BEFORE the mysterious circumstances in which Jamaatul Ahrar spokesperson Ehsanullah Ehsan came to be in custody of Pakistan’s security forces could be fully explained, a sensational new twist in the story has overtaken the previous unanswered questions. In what has now become a familiar and expertly produced mode of confession, portions of Ehsan’s videotaped confession have been made public by the ISPR and broadcast around the country. The self-confessed terrorist, who has claimed responsibility on behalf of the Jamaatul Ahrar for some of the worst militant attacks in Pakistan, has alleged that in recent years Afghan and Indian intelligence agencies have supported and financed the banned Tehreek-i-Taliban Pakistan and directed attacks inside Pakistan. The claim is neither new nor surprising and no serious observer of the region can believe it is without merit. The degree to which Afghan and Indian intelligence agencies may be supporting anti-Pakistan militants in their war against this country can be debated, but there is far too much circumstantial evidence, even without Ehsan’s allegations, to deny the link between Afghanistan, India and anti-Pakistan militants who have found sanctuary in Afghanistan.

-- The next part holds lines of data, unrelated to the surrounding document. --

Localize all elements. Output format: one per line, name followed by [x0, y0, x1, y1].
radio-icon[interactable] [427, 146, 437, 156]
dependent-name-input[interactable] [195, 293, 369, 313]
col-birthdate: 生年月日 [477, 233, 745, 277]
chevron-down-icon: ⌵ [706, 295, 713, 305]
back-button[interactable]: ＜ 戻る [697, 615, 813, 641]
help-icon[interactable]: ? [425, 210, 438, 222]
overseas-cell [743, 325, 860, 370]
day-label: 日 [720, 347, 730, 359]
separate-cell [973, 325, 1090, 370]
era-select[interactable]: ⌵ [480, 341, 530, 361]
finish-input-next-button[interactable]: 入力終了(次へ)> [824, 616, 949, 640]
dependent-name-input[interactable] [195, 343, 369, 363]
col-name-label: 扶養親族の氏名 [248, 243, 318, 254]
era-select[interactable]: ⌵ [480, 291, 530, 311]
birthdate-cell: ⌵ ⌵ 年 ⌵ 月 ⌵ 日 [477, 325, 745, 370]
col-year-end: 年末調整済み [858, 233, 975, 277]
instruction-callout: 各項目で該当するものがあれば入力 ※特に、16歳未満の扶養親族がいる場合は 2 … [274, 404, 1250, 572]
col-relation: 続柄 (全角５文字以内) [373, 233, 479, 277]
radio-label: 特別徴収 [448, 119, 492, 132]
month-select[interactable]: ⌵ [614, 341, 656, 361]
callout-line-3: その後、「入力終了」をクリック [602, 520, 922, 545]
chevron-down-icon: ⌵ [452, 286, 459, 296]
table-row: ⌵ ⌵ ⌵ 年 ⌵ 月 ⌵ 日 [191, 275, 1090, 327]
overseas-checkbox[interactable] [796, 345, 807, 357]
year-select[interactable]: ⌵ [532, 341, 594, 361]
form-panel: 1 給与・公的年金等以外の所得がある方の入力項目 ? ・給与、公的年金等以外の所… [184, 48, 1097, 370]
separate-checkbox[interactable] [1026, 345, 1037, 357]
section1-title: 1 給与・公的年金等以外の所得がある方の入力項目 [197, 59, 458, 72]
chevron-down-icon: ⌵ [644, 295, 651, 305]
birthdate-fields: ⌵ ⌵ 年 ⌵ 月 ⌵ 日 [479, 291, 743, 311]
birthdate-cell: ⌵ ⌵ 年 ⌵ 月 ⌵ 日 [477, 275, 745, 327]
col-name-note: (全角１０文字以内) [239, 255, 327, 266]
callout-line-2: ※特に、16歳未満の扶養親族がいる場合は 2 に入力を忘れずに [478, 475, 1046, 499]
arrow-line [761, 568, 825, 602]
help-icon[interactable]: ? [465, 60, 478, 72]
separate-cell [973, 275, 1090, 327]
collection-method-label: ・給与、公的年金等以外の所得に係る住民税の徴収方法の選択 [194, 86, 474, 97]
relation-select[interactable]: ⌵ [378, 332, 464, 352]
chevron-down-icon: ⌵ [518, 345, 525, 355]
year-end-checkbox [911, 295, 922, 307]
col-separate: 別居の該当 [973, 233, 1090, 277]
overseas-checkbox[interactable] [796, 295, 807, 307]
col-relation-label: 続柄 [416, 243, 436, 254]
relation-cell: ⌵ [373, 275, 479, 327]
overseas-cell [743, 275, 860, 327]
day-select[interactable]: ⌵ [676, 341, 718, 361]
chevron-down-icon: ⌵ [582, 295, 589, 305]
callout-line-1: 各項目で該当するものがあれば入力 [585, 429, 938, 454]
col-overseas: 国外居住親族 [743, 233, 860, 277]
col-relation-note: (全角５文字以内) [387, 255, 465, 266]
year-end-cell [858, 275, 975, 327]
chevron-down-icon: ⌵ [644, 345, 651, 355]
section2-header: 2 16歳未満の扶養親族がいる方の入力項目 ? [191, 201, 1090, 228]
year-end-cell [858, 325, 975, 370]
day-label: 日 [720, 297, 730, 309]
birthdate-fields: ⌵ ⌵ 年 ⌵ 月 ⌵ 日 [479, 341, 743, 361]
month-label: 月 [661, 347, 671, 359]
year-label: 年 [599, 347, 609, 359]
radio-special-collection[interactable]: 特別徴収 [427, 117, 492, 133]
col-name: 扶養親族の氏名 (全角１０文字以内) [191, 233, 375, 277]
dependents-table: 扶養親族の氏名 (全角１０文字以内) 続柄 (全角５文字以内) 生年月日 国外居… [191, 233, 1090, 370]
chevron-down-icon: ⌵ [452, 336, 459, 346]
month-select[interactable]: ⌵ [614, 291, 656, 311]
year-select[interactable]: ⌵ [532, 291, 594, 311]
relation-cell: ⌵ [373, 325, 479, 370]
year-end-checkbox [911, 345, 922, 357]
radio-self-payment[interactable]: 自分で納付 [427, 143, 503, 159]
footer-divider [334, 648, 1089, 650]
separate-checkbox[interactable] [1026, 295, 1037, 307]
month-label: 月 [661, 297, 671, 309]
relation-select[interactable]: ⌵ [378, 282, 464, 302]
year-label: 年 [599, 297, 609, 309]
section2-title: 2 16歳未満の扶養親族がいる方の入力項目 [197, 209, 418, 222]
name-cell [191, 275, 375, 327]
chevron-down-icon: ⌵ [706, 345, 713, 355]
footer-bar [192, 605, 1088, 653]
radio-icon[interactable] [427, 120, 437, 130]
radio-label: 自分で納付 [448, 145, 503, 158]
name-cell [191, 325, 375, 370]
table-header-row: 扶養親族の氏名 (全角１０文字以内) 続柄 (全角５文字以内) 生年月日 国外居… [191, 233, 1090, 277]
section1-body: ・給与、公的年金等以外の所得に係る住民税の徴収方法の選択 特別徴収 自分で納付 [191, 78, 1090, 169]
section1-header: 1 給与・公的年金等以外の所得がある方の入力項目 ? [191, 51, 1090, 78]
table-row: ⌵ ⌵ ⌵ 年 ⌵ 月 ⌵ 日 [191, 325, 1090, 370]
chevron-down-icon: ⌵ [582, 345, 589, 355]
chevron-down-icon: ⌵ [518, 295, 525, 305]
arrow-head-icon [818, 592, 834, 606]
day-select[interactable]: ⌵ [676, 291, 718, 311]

What is troubling, however, is the centrality that the so-called foreign hand claims have been given in the portions of the confession that have been broadcast. It has the potential to undermine the hard-won recognition in recent years that the fight against militancy is a local fight against local enemies who subscribe to an ideology that was locally developed. After years of reluctance, the security establishment has been in recent times more willing to acknowledge past mistakes and recognise that the war Pakistan has been plunged in is against militant networks that were once patronised by the state itself. Indeed, in former army chief Gen Raheel Sharif’s and current army chief Gen Qamar Bajwa’s unequivocal statements that both Pakistan and Afghanistan suffer from terrorism and that Pakistan will not tolerate militancy and terrorism of any stripe or hue, hopes were raised that a regional approach to fighting religiously inspired militancy with common ideological roots would take shape. Pakistan should emphatically press its case with Afghanistan and India that support for anti-Pakistan militancy will not be tolerated. What the country’s leadership must not do is create fresh confusion about who the real enemy is and thereby inadvertently create some sympathy for the Pakistani Taliban as misguided and manipulated fighters.

As for Ehsanullah Ehsan, he must face justice. In no circumstances should an individual who brashly and with a great deal of pride claimed responsibility for the slaughter of countless Pakistanis ever be allowed to escape punishment. There are no conceivable circumstances, no tactical gains or operational information that Ehsan can offer to justify ever being a free man again.